Il Tour of the Alps torna nel 2021 e accende i riflettori sulla sicurezza dei corridori: tema centrale che però inspiegabilmente trova più resistenze che intenti condivisi. L’Uci ha organizzato un meeting per parlarne con i diretti interessati e si sono presentati soltanto Gilbert e Trentin. Groenewegen ha rimediato 9 mesi di squalifica per la caduta di Jakobsen al Polonia e, per quanto risulta, contro gli organizzatori si è mosso poco o niente per quelle transenne posticce. Al Lombardia, Schachmann è stato falciato da un’auto entrata sul percorso, si è rotto la clavicola e ugualmente ha chiuso al 7° posto, con la vicenda apparentemente limitata alla negligenza della signora che guidava.
La corsa trentina (vinta nel 2019 da Pavel Sivakov, in apertura sul podio con Tao Geoghegan Hart e Nibali) ha provato un passo in più, introducendo gli Hotspot: un sistema di monitoraggio e segnalazione degli ostacoli sul percorso. E la notizia che inizialmente era arrivata tramite un comunicato è diventata motivo di approfondimento con Maurizio Evangelista, General Manager della prova e collega giornalista.
Maurizio, come mai questo passo in avanti?
Una delle cose che caratterizza questa corsa è il fatto di avere una struttura tecnica solida. Persone capaci e competenti che partecipano tutto l’anno e non si limitano ad arrivare il giorno prima e andarsene il giorno dopo. Gente che effettua cinque sopralluoghi ed è parte attiva in tutta l’attività di costruzione della prova, permettendoci di avere un bel confronto su quali aspetti sviluppare. Detto questo, non abbiamo mai avuto un problema sicurezza, per il clima sereno delle nostre zone, per lo stato delle strade e perché i tanti sopralluoghi ci permettono di avere chiare le criticità.
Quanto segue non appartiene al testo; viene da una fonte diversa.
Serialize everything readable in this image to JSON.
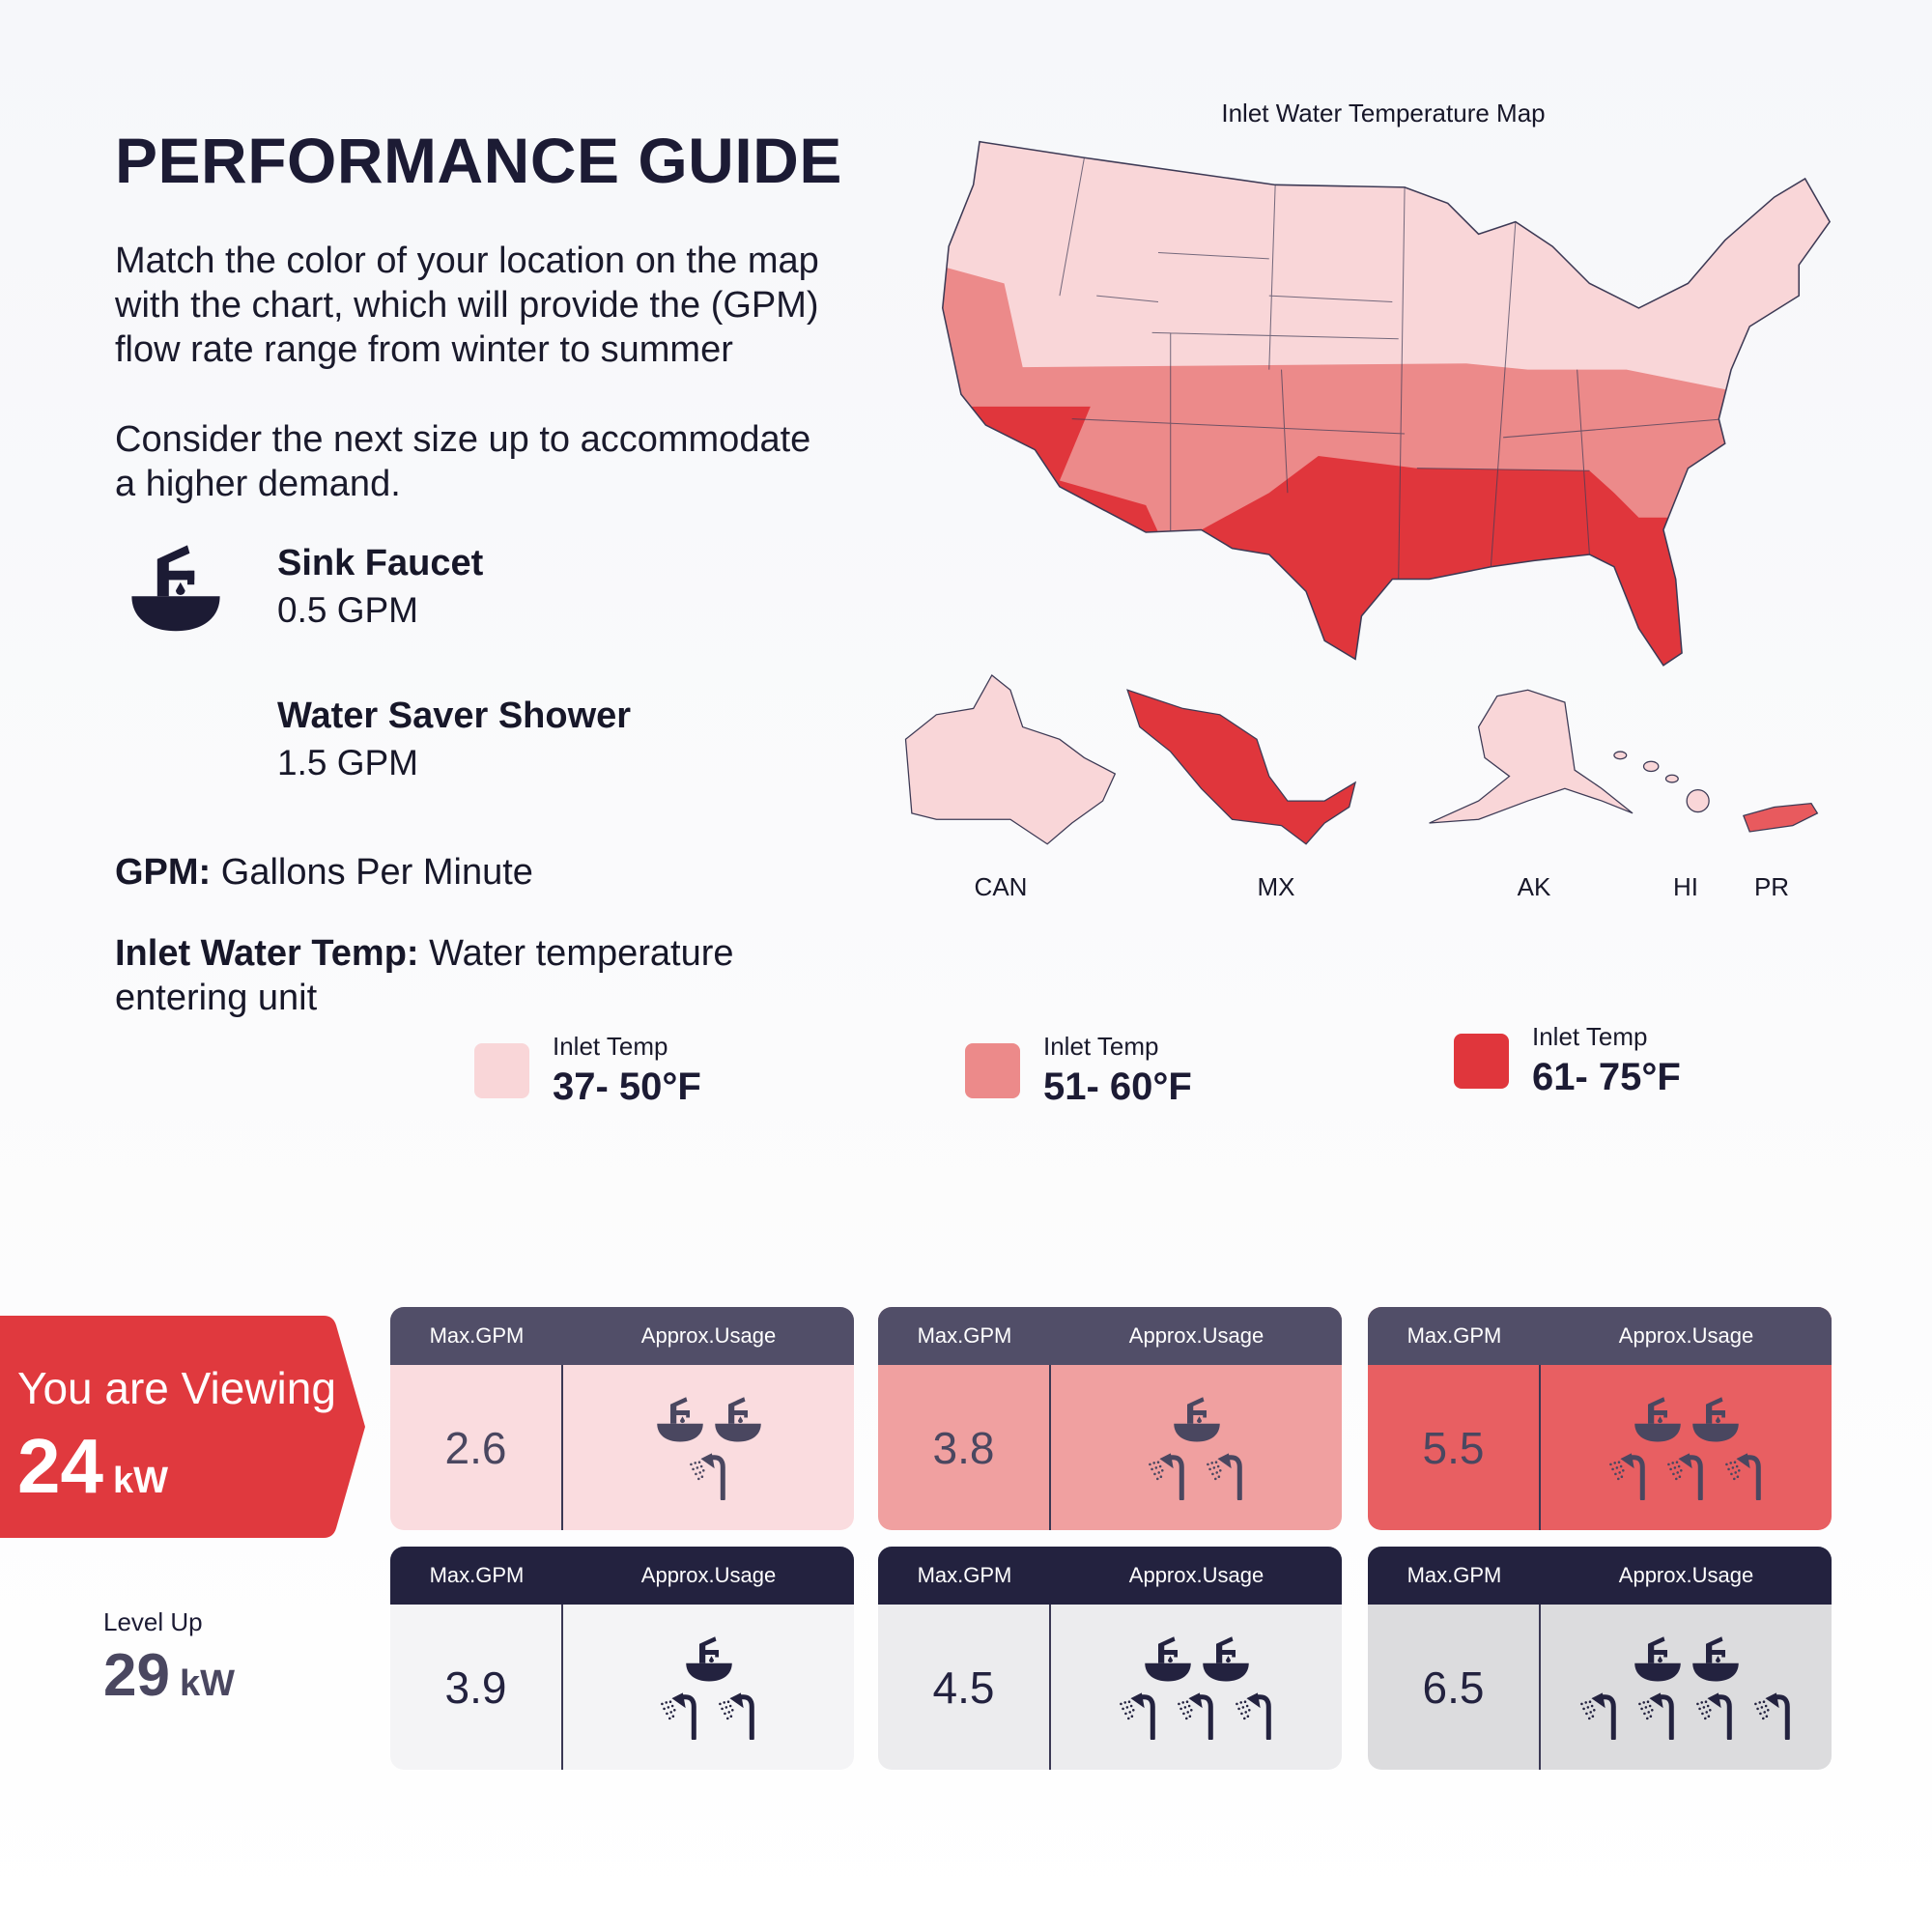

Però non si deve dare nulla per scontato.
Cosa si dà per scontato?
Ci siamo accorti, semplicemente osservando quello che accade in giro, che tante situazioni di pericolo vengono gestite sperando nella divina provvidenza e nell’abilità dei corridori. Parlo ad esempio di cadute contro gli spartitraffico, di transenne di poco valore e ad esempio del motociclista del Fiandre, quello di Alaphilippe, che era a sua volta il giudice in corsa. Perciò abbiamo convocato la nostra struttura tecnica e ci siamo chiesti che cosa si possa fare per migliorare quello che già facciamo.
Nascono così gli Hotspot?
Ci saranno 3-4 punti per ogni tappa, che saranno segnalati con più attenzione e l’uso di una segnaletica creata ad hoc. Magari sembreranno cose banali, perché lo spartitraffico sta lì e non puoi spostarlo. Ma se sta alla fine di una discesa e dietro una curva, ad esempio, credo che al corridore faccia piacere saperlo.
Bei tempi quando certi ostacoli si potevano spostare…
Una volta si faceva, ma adesso le infrastrutture sono fisse e non si conciliano troppo con le gare di bici. Giusto per una tappa in Austria, abbiamo chiesto e ottenuto che togliessero un’aiuola, ma il resto rimane al suo posto. Tutto questo sarà poi spiegato nel road book, il Garibaldi, la guida tecnica. All’interno ci sarà quello che noi chiamiamo Radar, ossia un approfondimento della tabella di marcia, con il dettaglio di ogni passaggio critico, a disposizione di squadre e addetti ai lavori.
Vi siete mossi in risposta a richieste specifiche?
Nessuno ci ha chiesto niente, anche se a mio avviso i corridori dovrebbero interessarsi e preoccuparsi degli aspetti che più li riguardano da vicino. Se finisci a 90 all’ora contro uno spartitraffico, rischi seriamente di ammazzarti, non devo dirlo io.
Non dovete dirlo, ma in qualche modo lo avete fatto…
Credo che questa corsa si stia mettendo in luce perché prova a trovare una dimensione proiettata verso il futuro e qui si entra in un’altra sfera. Personalmente sono contrario ai chilometraggi eccessivi e al concetto di fatica estrema. E allora credo che il Tour of the Alps, puntando su chilometraggi ridotti e percorsi disegnati nel senso dello spettacolo, possa diventare molto attrattivo. Non è un caso che da noi si ritrovino a combattere sin dal via non solo i gregari, ma anche i leader. L’attenzione alla sicurezza aggiunge un tassello ad una corsa tecnicamente valida e ben integrata fra le montagne fra cui si svolge, diventandone il miglior testimonial.